Bond prices fall as their yields rise.

Investors had piled into ultrasafe U.S. government bonds, sending the 10-year yield down to 1.75% during earlier global trade, following the victory of the leftist Syriza party in Greece's elections.

Syriza has advocated for renegotiation with international creditors over harsh terms on the financial bailout during the eurozone's sovereign debt crisis in 2010-12.

But the bond market rally gradually tapered off as the euro rebounded from an earlier selloff against the dollar. Investors believe the ultra-loose monetary stimulus from the European Central Bank will keep contagion risk in check. The ECB announced last Thursday that it will start buying bonds--including government debt in the eurozone--in March.
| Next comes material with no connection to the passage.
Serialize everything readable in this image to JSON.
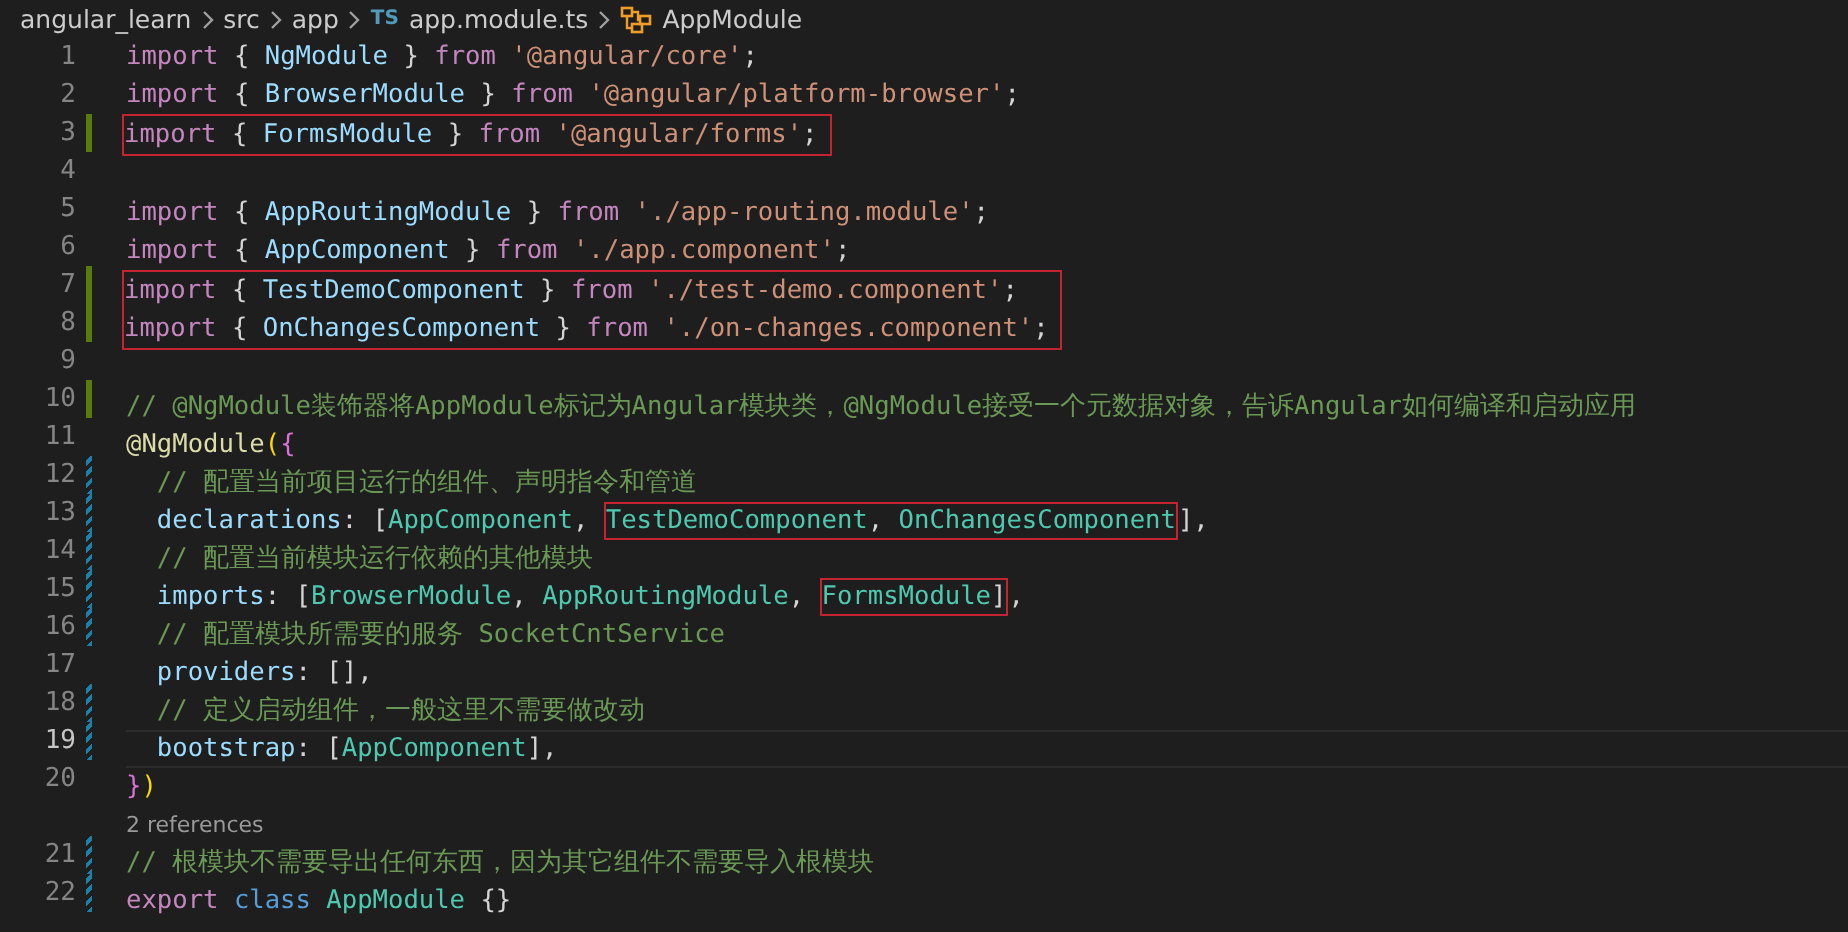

"It is not believed at this point that we will see a contagion spreading to some of the other" weaker economies in the eurozone, and the haven flows into Treasury bonds dialed back, said Larry Milstein, head of government and agency trading at R.W. Pressprich & Co. in New York.

Analysts say this time it is different compared with 2012, when worries over Greece potentially departing the eurozone caused global market turmoil. The ECB has stepped in with bold actions to curb the risk of a breakup of the monetary union.

Yields in the eurozone's government bond markets tumbled to record lows at the end of last week after the ECB released its bond-buying plan.

"Time changed the game," said Guy LeBas, chief fixed-income strategist at Janney Montgomery Scott in Philadelphia. "In 2011, the markets weren't confident in the degree of bank exposure to Greece, for example. Now, financial institutions have had more than three years to make sure they're not exposed. The ECB gets credit for an assist."

The coming blizzard is an immediate concern for investors and traders, and many set up contingent plans for Tuesday amid concerns that commuting could be disrupted.

Brian Edmonds, head of interest rates at Cantor Fitzgerald LP in New York, said he plans to leave early Monday afternoon and to work from home in Connecticut on Tuesday.

"Half of our trading desk lives in Manhattan so the plan is for them to get into the office [Tuesday] when those living outside Manhattan work remotely at home," he said. "I have a power generator at home. Hopefully things will start clearing up Wednesday."

The Securities Industry and Financial Markets Association said Monday that it is not recommending an early close for U.S. bond markets for Monday. SIFMA is the largest trade group representing U.S. banks, securities firms and asset management companies.

The Treasury said Monday it is reshuffling this week's new debt offerings ahead of the blizzard.

A $26 billion sale of two-year notes now will be conducted on Wednesday, instead of its original Tuesday schedule. A $35 billion sale of five-year notes will be up on Thursday, instead of Wednesday.

A $15 billion sale of two-year floating-rate notes is also moved to Wednesday from Tuesday.

A $29 billion sale of seven-year notes will be conducted Thursday as scheduled.